Возле наших бараков встали лагерем солдаты с зенитными пушками. Как только мы начинали петь, они вылезали из своих окопов и слушали нас. На песню «Москва майская» солдаты реагировали хором:
– Москоу капут!
– Брешешь, зараза, Москва никогда не капут, это вам – капут! – кричала Таня Ященко.
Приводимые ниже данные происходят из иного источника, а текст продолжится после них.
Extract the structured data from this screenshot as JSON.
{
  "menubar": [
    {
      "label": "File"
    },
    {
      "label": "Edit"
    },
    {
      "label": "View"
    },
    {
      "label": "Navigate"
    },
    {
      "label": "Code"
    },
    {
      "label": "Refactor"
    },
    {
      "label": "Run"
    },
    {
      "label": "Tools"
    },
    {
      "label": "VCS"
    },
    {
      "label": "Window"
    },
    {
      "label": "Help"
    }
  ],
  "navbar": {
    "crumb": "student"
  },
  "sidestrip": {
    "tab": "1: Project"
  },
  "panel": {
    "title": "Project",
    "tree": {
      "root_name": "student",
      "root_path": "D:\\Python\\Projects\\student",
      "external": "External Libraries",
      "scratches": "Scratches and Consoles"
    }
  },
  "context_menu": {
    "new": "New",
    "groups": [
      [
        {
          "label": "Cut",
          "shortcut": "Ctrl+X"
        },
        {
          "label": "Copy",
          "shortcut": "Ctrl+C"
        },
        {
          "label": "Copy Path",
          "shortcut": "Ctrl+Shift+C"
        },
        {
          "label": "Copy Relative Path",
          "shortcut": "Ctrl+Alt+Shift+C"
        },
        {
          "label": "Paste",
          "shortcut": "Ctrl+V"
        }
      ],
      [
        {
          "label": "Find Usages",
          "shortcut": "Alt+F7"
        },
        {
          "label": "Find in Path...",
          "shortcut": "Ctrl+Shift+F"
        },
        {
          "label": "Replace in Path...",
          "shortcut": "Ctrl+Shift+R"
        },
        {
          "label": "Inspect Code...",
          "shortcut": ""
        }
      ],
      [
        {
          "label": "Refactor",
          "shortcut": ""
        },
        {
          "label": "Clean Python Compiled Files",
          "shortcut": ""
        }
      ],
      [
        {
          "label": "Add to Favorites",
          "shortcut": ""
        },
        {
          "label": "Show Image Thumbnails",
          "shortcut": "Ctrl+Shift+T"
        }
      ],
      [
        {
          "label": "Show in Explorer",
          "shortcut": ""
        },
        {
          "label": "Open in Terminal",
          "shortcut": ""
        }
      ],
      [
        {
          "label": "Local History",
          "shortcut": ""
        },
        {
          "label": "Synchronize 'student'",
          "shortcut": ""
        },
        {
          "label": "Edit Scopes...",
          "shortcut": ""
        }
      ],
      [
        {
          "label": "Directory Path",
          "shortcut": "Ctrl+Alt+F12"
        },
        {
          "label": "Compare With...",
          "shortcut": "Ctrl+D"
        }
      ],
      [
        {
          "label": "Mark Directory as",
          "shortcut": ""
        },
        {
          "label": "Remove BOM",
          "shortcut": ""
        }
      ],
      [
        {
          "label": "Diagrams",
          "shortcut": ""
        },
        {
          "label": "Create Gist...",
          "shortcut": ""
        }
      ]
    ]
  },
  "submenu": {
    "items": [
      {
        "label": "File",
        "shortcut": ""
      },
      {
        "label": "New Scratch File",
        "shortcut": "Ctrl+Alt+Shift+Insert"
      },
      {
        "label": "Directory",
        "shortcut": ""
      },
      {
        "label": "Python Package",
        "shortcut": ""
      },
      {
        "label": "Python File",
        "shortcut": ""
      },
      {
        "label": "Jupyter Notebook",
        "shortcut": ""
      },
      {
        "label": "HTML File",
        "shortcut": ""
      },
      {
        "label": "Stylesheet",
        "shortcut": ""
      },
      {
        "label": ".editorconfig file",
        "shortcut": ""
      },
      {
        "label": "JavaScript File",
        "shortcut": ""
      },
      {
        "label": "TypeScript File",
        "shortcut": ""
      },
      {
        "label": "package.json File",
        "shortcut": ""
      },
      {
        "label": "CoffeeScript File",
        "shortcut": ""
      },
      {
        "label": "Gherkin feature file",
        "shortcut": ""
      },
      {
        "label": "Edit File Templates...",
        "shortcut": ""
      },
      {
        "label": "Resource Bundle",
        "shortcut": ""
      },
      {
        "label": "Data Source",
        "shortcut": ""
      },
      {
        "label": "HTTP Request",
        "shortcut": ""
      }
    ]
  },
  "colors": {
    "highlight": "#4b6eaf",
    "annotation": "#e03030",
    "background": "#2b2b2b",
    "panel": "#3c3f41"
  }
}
– Москоу капут! – дразнили нас солдаты и хохотали. – Шталин – капут!
– Гитлер – капут! – отбивались мы.
– Та-та-та! – солдаты изображали стрельбу пулемёта. – Та-та-та!
– Всем вам капут! – отвечали мы и, гордо подняв головы, демонстративно уходили в свой барак.
Солдаты хохотали и ещё долго громко дразнили нас:
– Москоу капут! Сталин Капут! Коммунизм капут!
Мы старались не обращать на них внимания.
На работу и с работы мы ходили колоннами. Чуть засереет рассвет, а нас уже гонят на завод. Истощённые, мы шли, как в полусне: склонимся головами друг к другу на плечи, возьмёмся под руки и переставляем ноги, как лунатики. На ногах у ребят гремели гольцшуге: трах – тах-тах-тах! А у девушек были шлепанцы на деревянной подошве; споткнёшься – и они летят в сторону, пока оденешь шлёпанец, всю колонну задержишь. Вахманы ругаются, кричат.